A Baby in His In-Tray by Michelle Douglas

A Baby in His In-Tray by Michelle Douglas

Author:Michelle Douglas
Language: eng
Format: epub
Publisher: Harlequin
Published: 2017-12-06T19:31:29+00:00


CHAPTER SEVEN

LIV WAITED, BUT Seb didn’t come back to finish his barely touched lunch. Famished, she ate her soup and a good portion of the bread. Losing herself to a painting always made her hungry. She contemplated the events of the morning, trying to make sense of them, swinging between euphoria one moment and fear the next.

What if it was a one-off and the next time she picked up a paintbrush she froze again?

What if it wasn’t and what if she didn’t?

Had her gift been there all this time, hiding from her, just waiting for her to put in the effort to unearth it?

Why hadn’t she kept trying? Why hadn’t she proven herself to her muse sooner?

She swallowed. Why had she let shame and guilt conquer her so completely?

‘“The bad stuff is easier to believe,”’ she murmured, quoting a line from one of her favourite movies. It was easier to believe the worst of oneself rather than the best.

And still Seb didn’t come back.

She glanced around the walled garden—the kitchen garden rather than the more formal gardens on the other side of the warm grey stone. The staked tomatoes and runner beans provided a flourishing backdrop for feathery carrot plants and other vegetables she couldn’t identify. Heads of lettuce gleamed in the sun and lemon balm and thyme scented the air from nearby pots. Everything looked lush and vigorous. She felt lush and vigorous. She felt full rather than empty.

She glanced over her shoulder. Why hadn’t Seb come back?

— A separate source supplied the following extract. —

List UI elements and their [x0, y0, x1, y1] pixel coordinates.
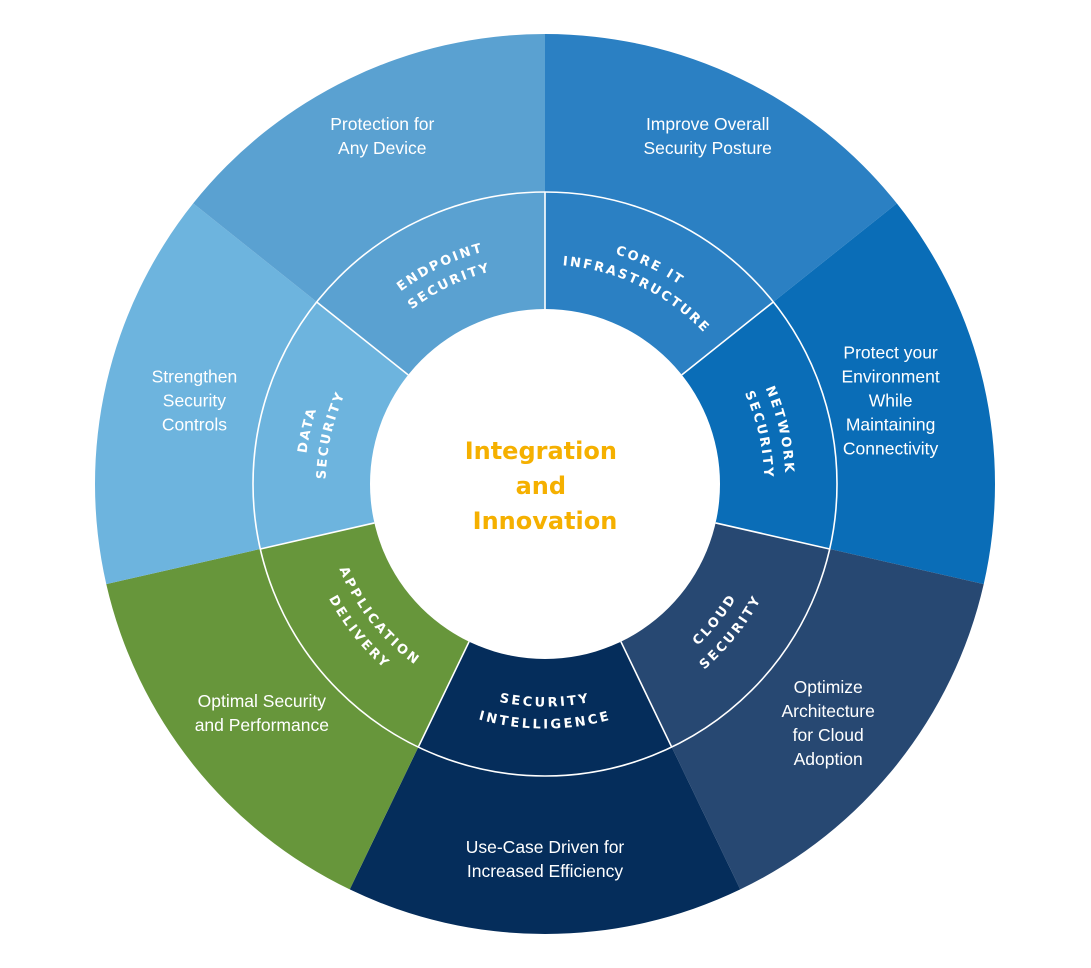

She frowned, going over their lunchtime conversation—what little there’d been of it. Something had changed in him and it took a while for her to pinpoint the exact moment it had happened. It wasn’t when she’d started quizzing him about selling the farmland as she’d first thought. It was when she’d told him he had to go first—to bring her up to date on Jemima’s situation.

‘Oh!’ She stiffened. Had he thought she’d been unwilling to confide in him?

It wasn’t that at all! But she’d needed to remind herself what they were doing here, what their priority was—Jemima. She’d been playing for time. She’d love to confide in him, but... How on earth could she and Liz maintain their charade if she did?

But she hadn’t meant him to feel excluded, or think she thought him an unworthy confidant.

The bad stuff is easier to believe.

She glanced up at the house. He’d grown up with those vile parents who must’ve made him feel excluded and unwanted every single day of his childhood. He’d been honestly interested in what had happened to her this morning. Mystified too, and curious, but interested in a way a friend would be interested—perhaps even a little invested as this was his home and he’d been the one to bring her here. He’d sensed it was a big thing, a turning point, a personal miracle. And so much else here at Tyrell Hall obviously had hateful associations. Rather than sharing her good fortune with him, her excitement and gratitude, she’d dragged him back to ugly realities.